Dann kam der Bewegungscheck. Die Forscher maßen, wie viel sich die Patienten bewegten. Die durchschnittliche Person verbrachte viel Zeit mit Sitzen. Wenn sie sich bewegten, geschah dies meist in einem moderaten Tempo, wie etwa Gehen. Die große Erkenntung hier war jedoch, dass eine überwältigende Mehrheit (74,2 %) der Patienten nicht genug körperliche Aktivität betrieb, um die Empfehlungen der Weltgesundheitsorganisation zu erfüllen. Sie steckten im Wesentlichen in einem Verkehrsstau der Inaktivität fest.
Die körperliche Belastung: Was die Zahlen zeigten
Aufgrund dieser Gewohnheiten begannen die Forscher, den körperlichen Schaden zu beobachten. Sie überprüften den Blutdruck, den Blutzucker und den Cholesterinspiegel der Patienten.
- Blutdruck: Etwa 20 % der Patienten hatten eine Vorgeschichte von Bluthochdruck.
- Blutzucker: Etwa 10 % hatten eine Vorgeschichte von hohem Blutzucker.
- Cholesterin: 13 % hatten einen hohen Cholesterinspiegel.
- Gewicht: Die Studie ergab, dass 22 % der Patienten übergewichtig und weitere 7,1 % adipös (fettleibig) waren.
Während die Zahl der Patienten mit einer Vorgeschichte von Herzkrankheiten relativ niedrig war (2,8 %), schafft die Kombination aus Bluthochdruck, hohem Zucker, hohem Cholesterin und Übergewicht einen perfekten Sturm für zukünftige Herzprobleme.

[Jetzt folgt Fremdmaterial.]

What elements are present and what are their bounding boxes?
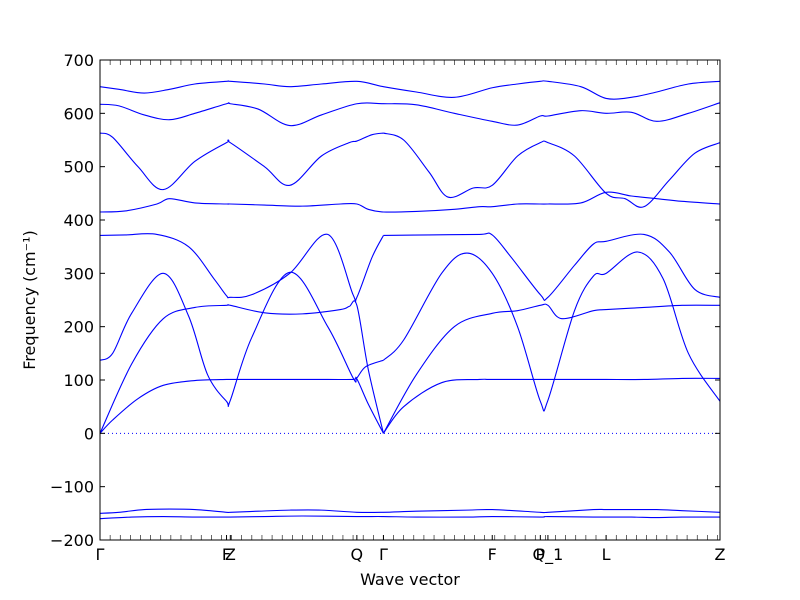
band-series-14 bbox=[99, 102, 721, 127]
x-tick-label: P bbox=[535, 545, 545, 564]
band-series-1 bbox=[99, 508, 721, 514]
x-axis-ticks: Γ FZ Q Γ F PQ_1 L Z bbox=[96, 60, 726, 565]
y-tick-label: −100 bbox=[50, 478, 94, 497]
band-series-15 bbox=[99, 80, 721, 100]
band-series-8 bbox=[383, 251, 721, 412]
band-series-12 bbox=[99, 132, 384, 191]
y-tick-label: 600 bbox=[63, 104, 94, 123]
y-tick-label: 200 bbox=[63, 318, 94, 337]
y-tick-label: 400 bbox=[63, 211, 94, 230]
band-series-7 bbox=[99, 271, 384, 407]
x-tick-label: Q bbox=[351, 545, 364, 564]
plot-frame bbox=[99, 59, 721, 541]
band-series-10 bbox=[383, 232, 721, 301]
band-series-9 bbox=[99, 233, 384, 303]
y-tick-label: 100 bbox=[63, 371, 94, 390]
x-tick-label: Γ bbox=[379, 545, 388, 564]
y-axis-label: Frequency (cm⁻¹) bbox=[20, 230, 39, 369]
x-tick-label: F bbox=[222, 545, 231, 564]
band-series-11 bbox=[99, 191, 721, 213]
band-series-group bbox=[99, 80, 721, 520]
x-tick-label: F bbox=[488, 545, 497, 564]
y-axis-ticks: −200 −100 0 100 200 300 400 500 600 700 bbox=[50, 51, 720, 550]
x-tick-label: Z bbox=[715, 545, 726, 564]
band-series-5 bbox=[99, 300, 384, 434]
band-series-6 bbox=[382, 303, 721, 434]
band-series-3 bbox=[99, 376, 384, 434]
y-tick-label: 700 bbox=[63, 51, 94, 70]
x-tick-label: L bbox=[602, 545, 611, 564]
band-series-13 bbox=[383, 132, 721, 208]
y-tick-label: 300 bbox=[63, 264, 94, 283]
y-tick-label: 500 bbox=[63, 158, 94, 177]
band-series-4 bbox=[382, 377, 721, 434]
x-tick-label: Q_1 bbox=[533, 545, 564, 565]
x-tick-label: Z bbox=[225, 545, 236, 564]
x-axis-label: Wave vector bbox=[360, 570, 460, 589]
x-tick-label: Γ bbox=[96, 545, 105, 564]
band-series-2 bbox=[99, 515, 721, 520]
y-tick-label: 0 bbox=[84, 424, 94, 443]
y-tick-label: −200 bbox=[50, 531, 94, 550]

Der ärztliche Rat vs. die Realität
Die Studie fragte auch, ob Ärzte diesen Patienten Ratschläge gegeben hatten, um diese Probleme zu lösen. Die Ärzte versuchten es! Fast die Hälfte (46,9 %) wurde angewiesen, sich mehr zu bewegen, und 42,5 % wurden angewiesen, mehr Obst und Gemüse zu essen. Dennoch blieb die Kluft zwischen dem Erhalt von Ratschlägen und der tatsächlichen Verhaltensänderung groß.
Das Fazit
Diese Arbeit behauptet nicht, eine magische Heilung gefunden zu haben, aber sie schlägt Alarm. Sie deutet darauf hin, dass für Menschen, die mit psychischen Erkrankungen kämpfen, das Risiko, körperliche Krankheiten wie Herzkrankheiten und Diabetes zu entwickeln, schnell steigt, angetrieben durch Gewohnheiten wie Rauchen, Trinken, schlechte Ernährung und mangelnde Bewegung. Die Studie kommt zu dem Schluss, dass wir nicht nur den Geist behandeln und den Körper ignorieren können. Um die Stadt am Laufen zu halten, müssen wir diese körperlichen Risiken frühzeitig erkennen und diesen Patienten helfen, ihre Lebensgewohnheiten zu managen, denn ihre psychische und ihre körperliche Gesundheit sind zwei Seiten derselben Medaille.